Accounts Receivable – Best Practices For Small Business Owners
March 14, 2016
If you’re a small business owner, you’ll know how important it is to establish and maximise the value of accounts receivable. Doubtless your company is running on a slim profit margin, and to be forced to take losses on this could be damaging to you and your business.
Below are some best practices to ensure that your accounts receivable don’t get the better of your small business:
Set fair and workable terms from the beginning
There are many payment terms for accounts receivable, and it’s important to set the financial terms to benefit both parties. A typical payment cycle for goods ranges from 30 to 90 days; the shorter the term, the quicker you get what you’re owed, the longer the term, the more credit you’re extending to clients. Work out a clear payment contract from the very beginning.

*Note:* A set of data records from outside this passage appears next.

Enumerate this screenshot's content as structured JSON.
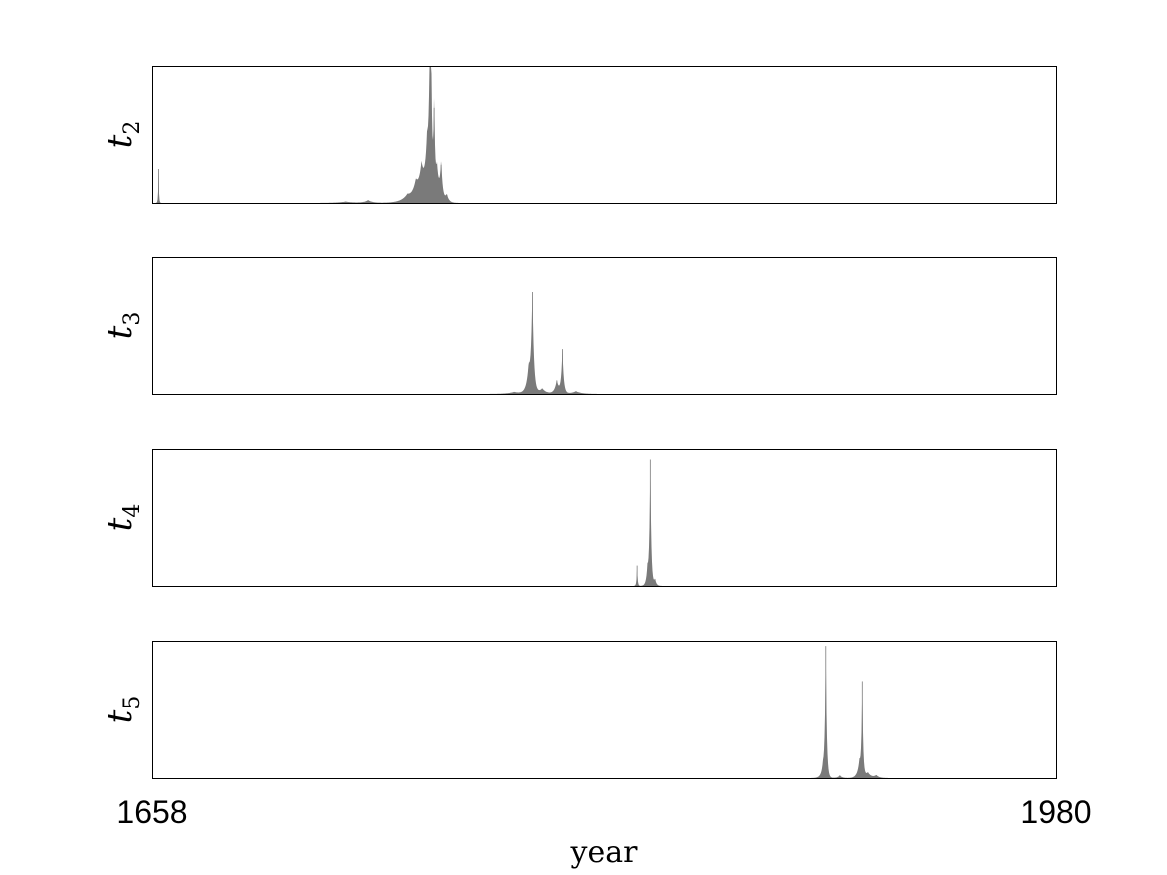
{
  "chart_data": {
    "type": "area",
    "xlabel": "year",
    "xlim": [
      1658,
      1980
    ],
    "x_tick_labels": [
      "1658",
      "1980"
    ],
    "fill_color": "#7a7a7a",
    "frame_color": "#000000",
    "grid": false,
    "legend": "none",
    "panels": [
      {
        "ylabel_base": "t",
        "ylabel_sub": "2",
        "ylim": [
          0,
          1
        ],
        "peaks": [
          {
            "year": 1660.3,
            "height": 0.25,
            "width": 0.15
          },
          {
            "year": 1727.0,
            "height": 0.01,
            "width": 3.0
          },
          {
            "year": 1735.0,
            "height": 0.02,
            "width": 1.5
          },
          {
            "year": 1749.0,
            "height": 0.05,
            "width": 2.5
          },
          {
            "year": 1752.0,
            "height": 0.12,
            "width": 1.5
          },
          {
            "year": 1754.0,
            "height": 0.22,
            "width": 1.2
          },
          {
            "year": 1756.0,
            "height": 0.38,
            "width": 1.0
          },
          {
            "year": 1757.0,
            "height": 1.0,
            "width": 0.45
          },
          {
            "year": 1757.4,
            "height": 0.85,
            "width": 0.3
          },
          {
            "year": 1758.5,
            "height": 0.7,
            "width": 0.3
          },
          {
            "year": 1759.5,
            "height": 0.25,
            "width": 0.9
          },
          {
            "year": 1761.0,
            "height": 0.28,
            "width": 0.5
          },
          {
            "year": 1763.0,
            "height": 0.06,
            "width": 0.8
          }
        ]
      },
      {
        "ylabel_base": "t",
        "ylabel_sub": "3",
        "ylim": [
          0,
          1
        ],
        "peaks": [
          {
            "year": 1787.0,
            "height": 0.015,
            "width": 2.5
          },
          {
            "year": 1792.2,
            "height": 0.18,
            "width": 0.9
          },
          {
            "year": 1793.5,
            "height": 0.75,
            "width": 0.5
          },
          {
            "year": 1797.0,
            "height": 0.04,
            "width": 1.5
          },
          {
            "year": 1802.2,
            "height": 0.1,
            "width": 0.8
          },
          {
            "year": 1804.2,
            "height": 0.33,
            "width": 0.45
          },
          {
            "year": 1809.0,
            "height": 0.02,
            "width": 2.0
          }
        ]
      },
      {
        "ylabel_base": "t",
        "ylabel_sub": "4",
        "ylim": [
          0,
          1
        ],
        "peaks": [
          {
            "year": 1830.8,
            "height": 0.15,
            "width": 0.2
          },
          {
            "year": 1834.5,
            "height": 0.12,
            "width": 0.5
          },
          {
            "year": 1835.5,
            "height": 0.93,
            "width": 0.35
          },
          {
            "year": 1837.2,
            "height": 0.05,
            "width": 0.5
          }
        ]
      },
      {
        "ylabel_base": "t",
        "ylabel_sub": "5",
        "ylim": [
          0,
          1
        ],
        "peaks": [
          {
            "year": 1897.0,
            "height": 0.08,
            "width": 0.8
          },
          {
            "year": 1898.0,
            "height": 0.97,
            "width": 0.35
          },
          {
            "year": 1903.0,
            "height": 0.02,
            "width": 0.8
          },
          {
            "year": 1910.0,
            "height": 0.12,
            "width": 0.8
          },
          {
            "year": 1911.0,
            "height": 0.71,
            "width": 0.3
          },
          {
            "year": 1913.0,
            "height": 0.04,
            "width": 1.2
          },
          {
            "year": 1916.0,
            "height": 0.02,
            "width": 1.0
          }
        ]
      }
    ]
  }
}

Simplify your method of payments
It’s in your best interests to give your clients simple payment options; the easier it is for them to pay, the less likely they are to delay it.
Transfers can be made electronically and nowadays clients can even make payments while on the move, with mobile credit card payment providers such as PayPal. It may take time to discover which payment methods best suit your clients, and you’ll need to consider such things as ease of use (for both parties), how much it will cost you and how reliable it is.
Give clients an incentive to pay you early
We all know that people are drawn towards bonus and reward schemes. So why not consider offering a similar incentive to encourage your clients to pay you early; discounts are popular along with offers of free delivery, bonuses, loyalty points and even small gifts. Not only could this prove successful in getting your clients to make early payments to you, but they might be encouraged to continue doing business with you and may even recommend your business to others.
Keeping clients and receiving early payments isn’t just what business is about though, what about those clients who don’t pay you on time? Some form of penalty fee could be introduced to counter balance this, but be careful that you don’t end up issuing fines without considering how valuable the particular client has been to you over time. They may have made a late payment, but you might not want to deter them from doing business with you altogether. Make sure that your late payment policy is clear and can be applied fairly to all clients.
Hire an accountant
Accounts receivable are such a crucial part of your small business that you really can’t afford to get it wrong. While many business owners see outsourcing their accounting as just another added expense, it is often the case that an accountant can actually end up saving you money.
Make use of their expertise, and give yourself more time to focus on other important aspects of your business.